Selon Mme Pelletier, dans un univers où le client est souvent roi, ces mêmes travailleurs autonomes, qui ont été mis dans l’embarras par un client qui a agi de la sorte, devront tout de même le servir la prochaine fois.
«C’est quelque chose dont on entend parler de plus en plus souvent, en particulier sur les réseaux sociaux, alors il devient important de sensibiliser les gens à prendre leurs responsabilités ou d’assumer leurs gestes.»
Lucie Rossignol soutient que ce type de comportement peut également pénaliser le client qui pourrait devoir attendre longtemps avant d’avoir un autre rendez-vous.
Du côté de la Fédération canadienne de l’entreprise indépendante, le vice-président pour les provinces de l’Atlantique, Louis-Philippe Gauthier, indique que des propriétaires d’entreprises lui ont déjà parlé de cette réalité, mais que ça reste surtout anecdotique.
«Il y a certains types d’entreprises dans lesquelles ça a plus d’effets que d’autres. Dans les cas où c’est devenu un gros problème, je suis convaincu qu’il y a des entrepreneurs qui ont pris des mesures pour l’atténuer, comme un frais d’annulation ou quelque chose du genre.»
«Ça, c’est une réalité partout. Quand un entrepreneur est affecté par quelque chose, il sera obligé de prendre une décision afin de voir comment la clientèle va réagir (…) Il y a une raison pour laquelle le dentiste va te contacter 24 à 48 heures avant pour te rappeler ton rendez-vous.»
Tout comme l’analyse de l’ampleur du phénomène du «no show» au Nouveau-Brunswick, M. Gauthier admet que les mesures qui auraient pu être prises pour contrecarrer cette problématique n’ont pas été quantifiées par la FCEI.
«Il n’y a pas de doute que le phénomène existe et pour certaines entreprises, quand tu fonctionnes à capacité limitée, ça cause des problèmes et des pertes de revenus.»
Dans un contexte où beaucoup d’entrepreneurs comme des travailleurs autonomes ou des restaurateurs ont été affectés par les effets de la pandémie et de l’inflation, Jean-Philippe Gauthier ne croit pas que ceux-ci méritent de composer avec un problème supplémentaire qui peut facilement être évité.
«Je dirais que le conseil que je peux donner est, par pure courtoisie, de prendre le téléphone et d’appeler pour dire que vous allez manquer votre rendez-vous. Ça donne la chance à l’entrepreneur de remplir cet espace de temps qui a une si grande valeur.»
Pour sa part, le PDG du Conseil économique du Nouveau-Brunswick, Gaëtan Thomas, soutient que la problématique du «no show» n’a jamais été abordée dans les discussions avec ses membres.

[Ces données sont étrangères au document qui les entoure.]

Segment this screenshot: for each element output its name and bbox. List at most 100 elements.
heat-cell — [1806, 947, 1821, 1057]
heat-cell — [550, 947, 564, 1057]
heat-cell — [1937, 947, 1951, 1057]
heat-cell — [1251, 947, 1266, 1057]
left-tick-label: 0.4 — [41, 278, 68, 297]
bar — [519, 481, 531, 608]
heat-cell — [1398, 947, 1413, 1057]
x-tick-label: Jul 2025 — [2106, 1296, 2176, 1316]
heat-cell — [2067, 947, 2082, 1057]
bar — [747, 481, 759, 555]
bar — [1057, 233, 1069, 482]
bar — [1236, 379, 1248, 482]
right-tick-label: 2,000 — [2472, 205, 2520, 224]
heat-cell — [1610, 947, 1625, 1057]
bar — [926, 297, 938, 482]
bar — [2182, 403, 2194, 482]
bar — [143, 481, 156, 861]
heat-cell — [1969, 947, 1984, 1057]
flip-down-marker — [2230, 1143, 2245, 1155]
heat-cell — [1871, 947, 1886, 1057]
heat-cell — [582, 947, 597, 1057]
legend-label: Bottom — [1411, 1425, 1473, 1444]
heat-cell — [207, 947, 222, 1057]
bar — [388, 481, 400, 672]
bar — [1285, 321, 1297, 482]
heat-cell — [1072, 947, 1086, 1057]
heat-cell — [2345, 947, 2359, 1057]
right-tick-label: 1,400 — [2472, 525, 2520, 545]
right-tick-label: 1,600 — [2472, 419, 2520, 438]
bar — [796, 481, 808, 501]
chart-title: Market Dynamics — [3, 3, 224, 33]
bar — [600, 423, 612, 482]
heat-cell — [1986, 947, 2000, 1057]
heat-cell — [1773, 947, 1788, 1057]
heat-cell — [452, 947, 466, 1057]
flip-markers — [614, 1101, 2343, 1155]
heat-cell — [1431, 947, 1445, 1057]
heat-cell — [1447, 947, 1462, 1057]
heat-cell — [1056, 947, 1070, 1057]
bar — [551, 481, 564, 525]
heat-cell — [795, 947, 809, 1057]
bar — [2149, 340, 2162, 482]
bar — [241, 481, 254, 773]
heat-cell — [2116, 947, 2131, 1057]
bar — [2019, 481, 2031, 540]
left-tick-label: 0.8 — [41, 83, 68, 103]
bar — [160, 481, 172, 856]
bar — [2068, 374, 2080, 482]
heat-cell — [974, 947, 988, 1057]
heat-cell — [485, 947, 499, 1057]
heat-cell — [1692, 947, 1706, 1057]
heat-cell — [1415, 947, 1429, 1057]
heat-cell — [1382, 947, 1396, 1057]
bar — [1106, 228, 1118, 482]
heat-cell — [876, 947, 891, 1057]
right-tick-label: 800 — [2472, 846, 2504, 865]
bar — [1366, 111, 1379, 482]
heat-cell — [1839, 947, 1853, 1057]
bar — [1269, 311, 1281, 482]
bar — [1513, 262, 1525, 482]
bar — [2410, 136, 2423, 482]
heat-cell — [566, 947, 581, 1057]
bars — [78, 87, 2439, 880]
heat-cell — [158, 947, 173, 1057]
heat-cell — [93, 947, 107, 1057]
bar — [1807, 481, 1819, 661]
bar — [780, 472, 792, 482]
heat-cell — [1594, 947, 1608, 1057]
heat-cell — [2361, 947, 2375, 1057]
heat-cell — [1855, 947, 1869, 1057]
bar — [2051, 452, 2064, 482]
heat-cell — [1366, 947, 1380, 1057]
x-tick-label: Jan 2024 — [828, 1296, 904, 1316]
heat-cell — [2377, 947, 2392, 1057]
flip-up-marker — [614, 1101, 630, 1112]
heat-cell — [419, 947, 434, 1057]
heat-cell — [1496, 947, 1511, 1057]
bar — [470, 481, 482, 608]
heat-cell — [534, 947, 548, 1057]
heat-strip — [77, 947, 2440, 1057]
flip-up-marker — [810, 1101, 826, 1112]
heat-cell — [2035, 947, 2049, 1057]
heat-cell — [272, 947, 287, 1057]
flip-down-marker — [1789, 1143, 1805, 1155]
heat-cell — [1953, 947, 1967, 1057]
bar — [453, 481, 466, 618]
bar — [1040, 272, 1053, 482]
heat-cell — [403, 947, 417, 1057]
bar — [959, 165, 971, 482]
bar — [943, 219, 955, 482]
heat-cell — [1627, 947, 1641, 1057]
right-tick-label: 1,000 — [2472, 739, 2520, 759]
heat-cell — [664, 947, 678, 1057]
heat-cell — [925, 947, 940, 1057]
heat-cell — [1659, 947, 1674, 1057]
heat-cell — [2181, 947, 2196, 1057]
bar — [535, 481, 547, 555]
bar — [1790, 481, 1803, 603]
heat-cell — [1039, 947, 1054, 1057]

«Si ça avait été une problématique commune, j’en aurais entendu parler (…) Je n’ai pas raison de croire que c’en est une avec mes membres.»
Quels sont les recours?
Selon Louis-Philippe Gauthier, les entreprises mettront des procédures en place selon leur réalité et les limites de ce qui peut être fait.
«Il y a les normes et les mœurs. L’entreprise connaît généralement bien comment ses clients interagissent avec elle et comment ils vont réagir si elle prend une décision quelconque.»
Je suis persuadé que si on sondait les entrepreneurs, on trouverait plusieurs différentes façons de faire.
À la Clinique Laser Jouvence, la clientèle obtient habituellement trois chances. Si elles ont toutes été épuisées par le même client, Lucie Rossignol explique que l’entreprise exigera un dépôt lors du rendez-vous suivant.
L’esthéticienne explique que, ironiquement, la clinique paie pour un système électronique qui se charge d’avertir les clients 48 heures à l’avance.
Ce genre de logiciel est d’ailleurs monnaie courante. Chantal Sirois utilise un système permettant d’envoyer une confirmation par texto.